Engineers started to dig wells last week in a bid to lower water levels, allowing them to the deepen and widen the 130-year-old Royal Docks structure.

This will allow it to accommodate Crossrail’s larger trains, when the scheme launches in 2018.

By the time they have finished, the structure’s pump house shaft will have been deepened to hold modern equipment that will work to keep the tunnel dry.

Over the next month, Head House, a Victorian building on the site, will be removed brick by brick and donated to Newham Council.

Crossrail said it is too small to hold the modern pumping equipment that will be installed as part of the tunnel’s major refurbishment.

Project manager Linda Miller said: “Works are progressing extremely well and we are on track for turning this Victorian railway tunnel into modern infrastructure that will service London well into the next century.

“Major works will begin early next year after the London Boat Show, which will include placing coffer dams in the passage between Royal Victoria and Royal Albert docks, pumping out the water and performing open heart surgery to widen and deepen the central section of the tunnel.”
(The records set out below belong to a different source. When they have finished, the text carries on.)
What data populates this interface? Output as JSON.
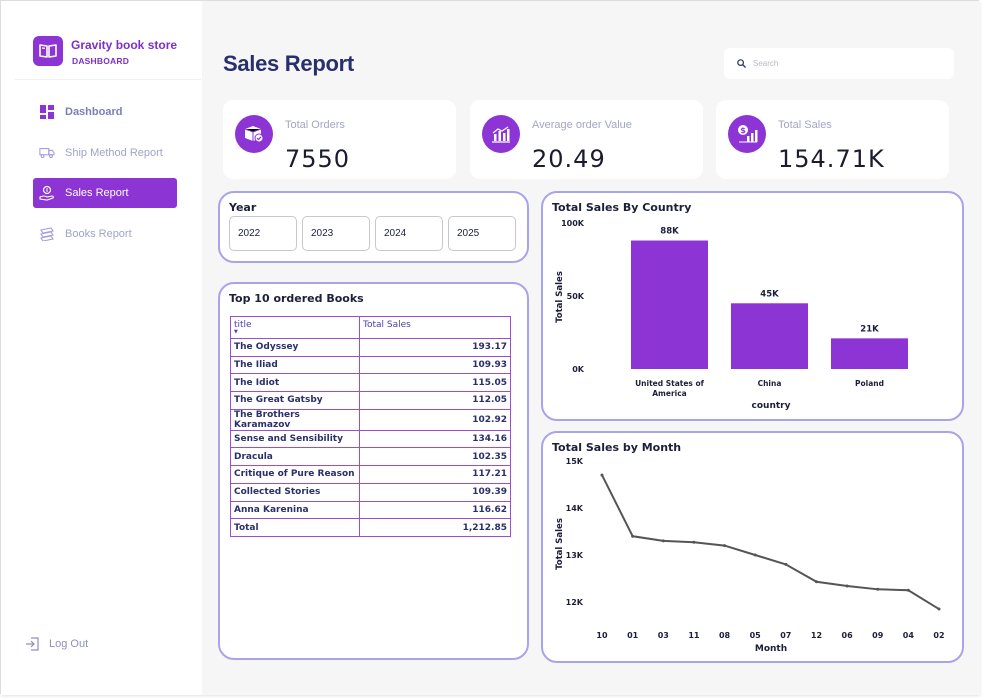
{
  "brand": {
    "title": "Gravity book store",
    "subtitle": "DASHBOARD"
  },
  "nav": {
    "dashboard": "Dashboard",
    "ship": "Ship Method Report",
    "sales": "Sales Report",
    "books": "Books Report",
    "logout": "Log Out"
  },
  "header": {
    "title": "Sales Report",
    "search_placeholder": "Search"
  },
  "kpis": {
    "orders": {
      "label": "Total Orders",
      "value": "7550"
    },
    "avg": {
      "label": "Average order Value",
      "value": "20.49"
    },
    "sales": {
      "label": "Total Sales",
      "value": "154.71K"
    }
  },
  "year_filter": {
    "title": "Year",
    "options": [
      "2022",
      "2023",
      "2024",
      "2025"
    ]
  },
  "books_table": {
    "title": "Top 10 ordered Books",
    "col_title": "title",
    "col_sales": "Total Sales",
    "rows": [
      [
        "The Odyssey",
        "193.17"
      ],
      [
        "The Iliad",
        "109.93"
      ],
      [
        "The Idiot",
        "115.05"
      ],
      [
        "The Great Gatsby",
        "112.05"
      ],
      [
        "The Brothers Karamazov",
        "102.92"
      ],
      [
        "Sense and Sensibility",
        "134.16"
      ],
      [
        "Dracula",
        "102.35"
      ],
      [
        "Critique of Pure Reason",
        "117.21"
      ],
      [
        "Collected Stories",
        "109.39"
      ],
      [
        "Anna Karenina",
        "116.62"
      ],
      [
        "Total",
        "1,212.85"
      ]
    ]
  },
  "colors": {
    "accent": "#8c34d4",
    "card_border": "#a8a4ea",
    "line": "#555555"
  },
  "chart_data": [
    {
      "type": "bar",
      "title": "Total Sales By Country",
      "categories": [
        "United States of America",
        "China",
        "Poland"
      ],
      "values": [
        88000,
        45000,
        21000
      ],
      "data_labels": [
        "88K",
        "45K",
        "21K"
      ],
      "xlabel": "country",
      "ylabel": "Total Sales",
      "yticks": [
        "100K",
        "50K",
        "0K"
      ],
      "ylim": [
        0,
        100000
      ],
      "grid": false
    },
    {
      "type": "line",
      "title": "Total Sales by Month",
      "x": [
        "10",
        "01",
        "03",
        "11",
        "08",
        "05",
        "07",
        "12",
        "06",
        "09",
        "04",
        "02"
      ],
      "values": [
        14700,
        13400,
        13300,
        13270,
        13200,
        13000,
        12800,
        12430,
        12340,
        12270,
        12250,
        11850
      ],
      "xlabel": "Month",
      "ylabel": "Total Sales",
      "yticks": [
        "15K",
        "14K",
        "13K",
        "12K"
      ],
      "ylim": [
        11500,
        15000
      ],
      "grid": false
    }
  ]
}
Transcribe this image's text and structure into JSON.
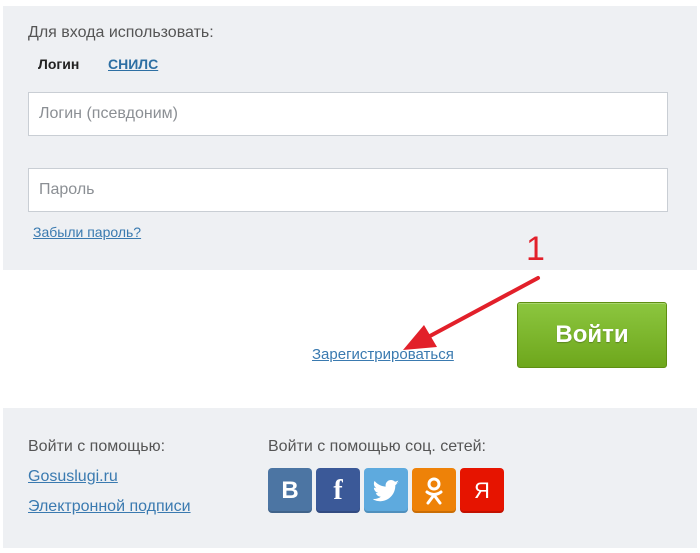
{
  "login_form": {
    "prompt": "Для входа использовать:",
    "tabs": [
      {
        "label": "Логин",
        "active": true
      },
      {
        "label": "СНИЛС",
        "active": false
      }
    ],
    "login_placeholder": "Логин (псевдоним)",
    "password_placeholder": "Пароль",
    "forgot_link": "Забыли пароль?"
  },
  "actions": {
    "register_link": "Зарегистрироваться",
    "login_button": "Войти"
  },
  "annotation": {
    "number": "1",
    "color": "#e2202a"
  },
  "alt_login": {
    "title": "Войти с помощью:",
    "links": [
      "Gosuslugi.ru",
      "Электронной подписи"
    ]
  },
  "social_login": {
    "title": "Войти с помощью соц. сетей:",
    "buttons": [
      {
        "icon": "vk-icon",
        "glyph": "В",
        "color": "#4c75a3"
      },
      {
        "icon": "facebook-icon",
        "glyph": "f",
        "color": "#3b5998"
      },
      {
        "icon": "twitter-icon",
        "glyph": "",
        "color": "#5eaade"
      },
      {
        "icon": "odnoklassniki-icon",
        "glyph": "",
        "color": "#ee8208"
      },
      {
        "icon": "yandex-icon",
        "glyph": "Я",
        "color": "#e61400"
      }
    ]
  },
  "colors": {
    "panel_bg": "#eef0f3",
    "link": "#3a7ab0",
    "button_green": "#7cb82f"
  }
}
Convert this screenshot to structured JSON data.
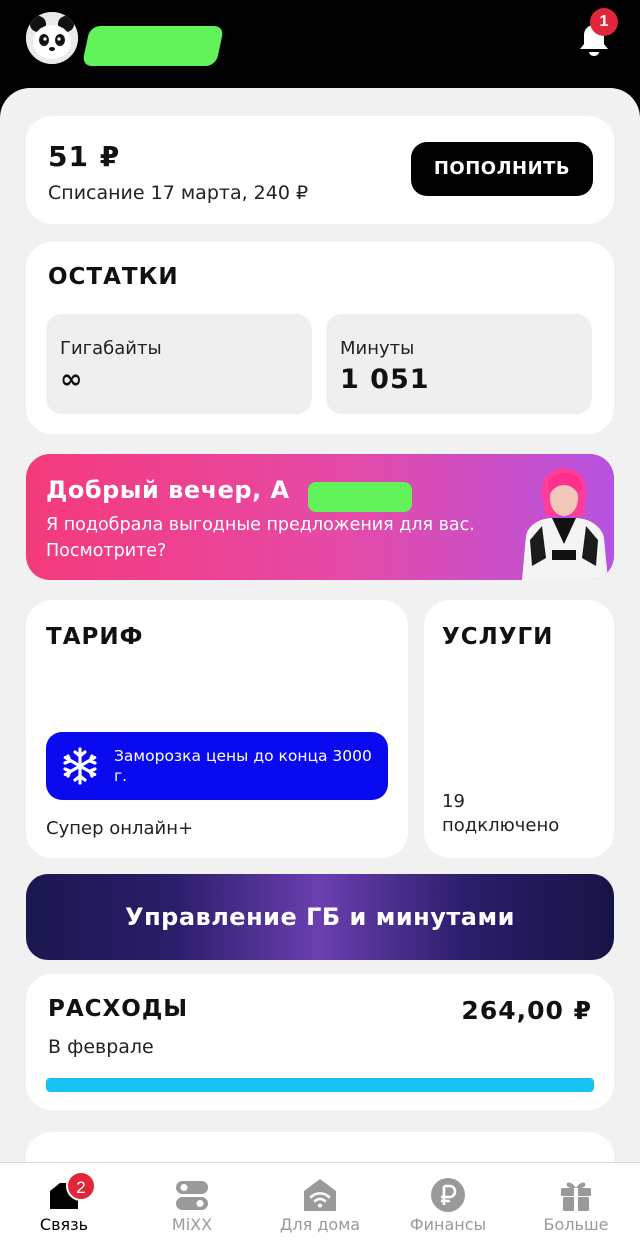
{
  "header": {
    "notifications_count": "1"
  },
  "balance": {
    "amount": "51 ₽",
    "charge_info": "Списание 17 марта, 240 ₽",
    "topup_label": "ПОПОЛНИТЬ"
  },
  "remains": {
    "title": "ОСТАТКИ",
    "gigabytes_label": "Гигабайты",
    "gigabytes_value": "∞",
    "minutes_label": "Минуты",
    "minutes_value": "1 051"
  },
  "promo": {
    "greeting": "Добрый вечер, А",
    "text": "Я подобрала выгодные предложения для вас. Посмотрите?"
  },
  "tariff": {
    "title": "ТАРИФ",
    "freeze_text": "Заморозка цены до конца 3000 г.",
    "name": "Супер онлайн+"
  },
  "services": {
    "title": "УСЛУГИ",
    "count": "19",
    "count_label": "подключено"
  },
  "manage_button": "Управление ГБ и минутами",
  "expenses": {
    "title": "РАСХОДЫ",
    "amount": "264,00 ₽",
    "period": "В феврале",
    "progress": 1.0
  },
  "tabs": [
    {
      "label": "Связь",
      "badge": "2",
      "active": true
    },
    {
      "label": "MiXX"
    },
    {
      "label": "Для дома"
    },
    {
      "label": "Финансы"
    },
    {
      "label": "Больше"
    }
  ],
  "colors": {
    "accent_blue": "#0a0af0",
    "progress": "#16c2f2",
    "badge": "#e0263a",
    "promo_start": "#f53a7c",
    "promo_end": "#b653e0"
  }
}
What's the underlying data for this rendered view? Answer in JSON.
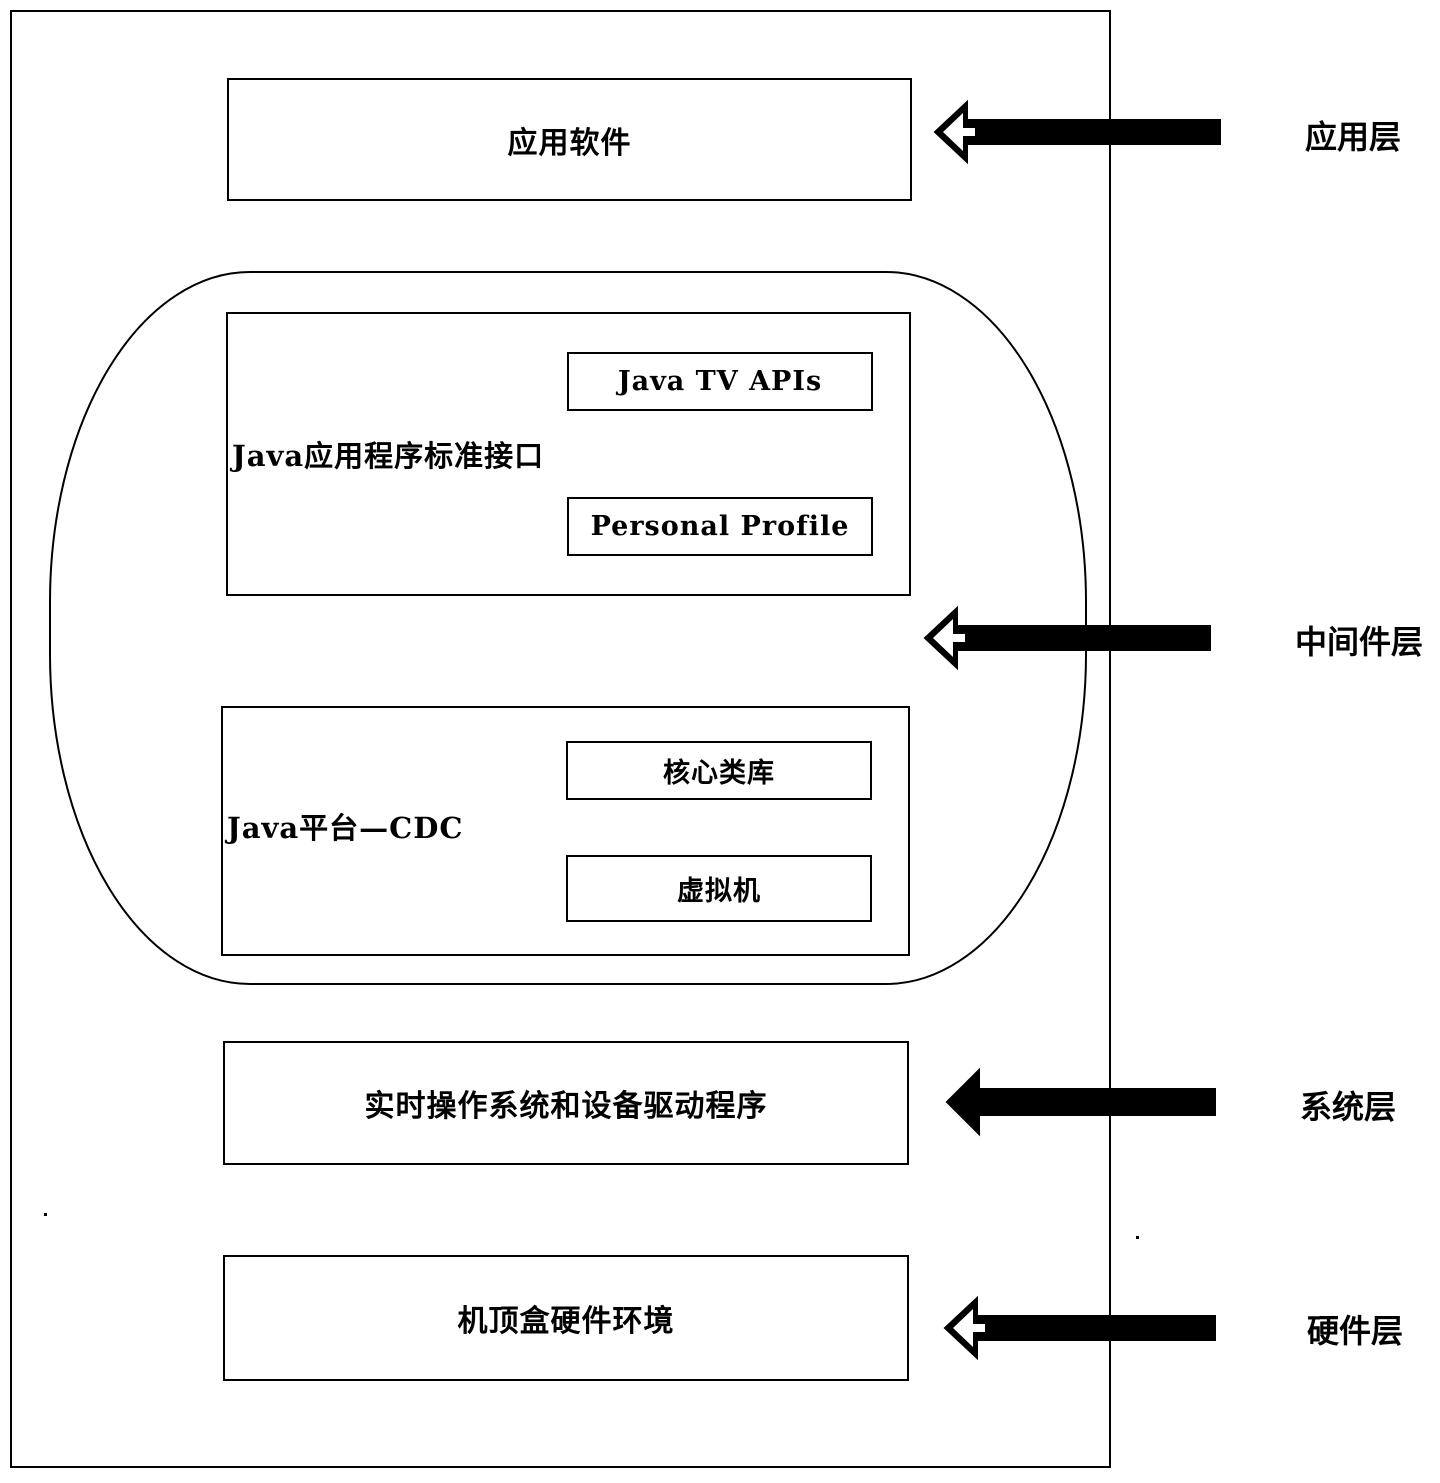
{
  "diagram": {
    "title": "",
    "layers": [
      {
        "id": "application",
        "label": "应用层"
      },
      {
        "id": "middleware",
        "label": "中间件层"
      },
      {
        "id": "system",
        "label": "系统层"
      },
      {
        "id": "hardware",
        "label": "硬件层"
      }
    ],
    "boxes": {
      "application_software": "应用软件",
      "java_app_std_interface": {
        "label": "Java应用程序标准接口",
        "children": [
          "Java TV APIs",
          "Personal Profile"
        ]
      },
      "java_platform_cdc": {
        "label": "Java平台—CDC",
        "children": [
          "核心类库",
          "虚拟机"
        ]
      },
      "rtos_drivers": "实时操作系统和设备驱动程序",
      "stb_hardware": "机顶盒硬件环境"
    },
    "connectors": [
      {
        "from": "应用层",
        "to": "应用软件",
        "type": "arrow-left"
      },
      {
        "from": "中间件层",
        "to": "middleware-ellipse",
        "type": "arrow-left"
      },
      {
        "from": "系统层",
        "to": "实时操作系统和设备驱动程序",
        "type": "arrow-left"
      },
      {
        "from": "硬件层",
        "to": "机顶盒硬件环境",
        "type": "arrow-left"
      }
    ]
  }
}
The Connaught Tunnel was built in 1878 and was part of the North London Line until 2006.

In 1935, larger ships scraped the bottom of the Royal Victoria Dock - which sits above the tunnel - causing structural problems.

As part of previous work to deepen the dock, the central section of the tunnel was narrowed with brickwork removed and steel segments installed.

Crossrail originally planned to strengthen the section by removing the existing steel linings and filling the section with concrete foam.

But concerns over its structural condition led the Crossrail engineering team to opt to dig down into the tunnel to carry out the enlargement work.

This will be the first time the tunnel has been exposed from above ground since its construction in the 1870s.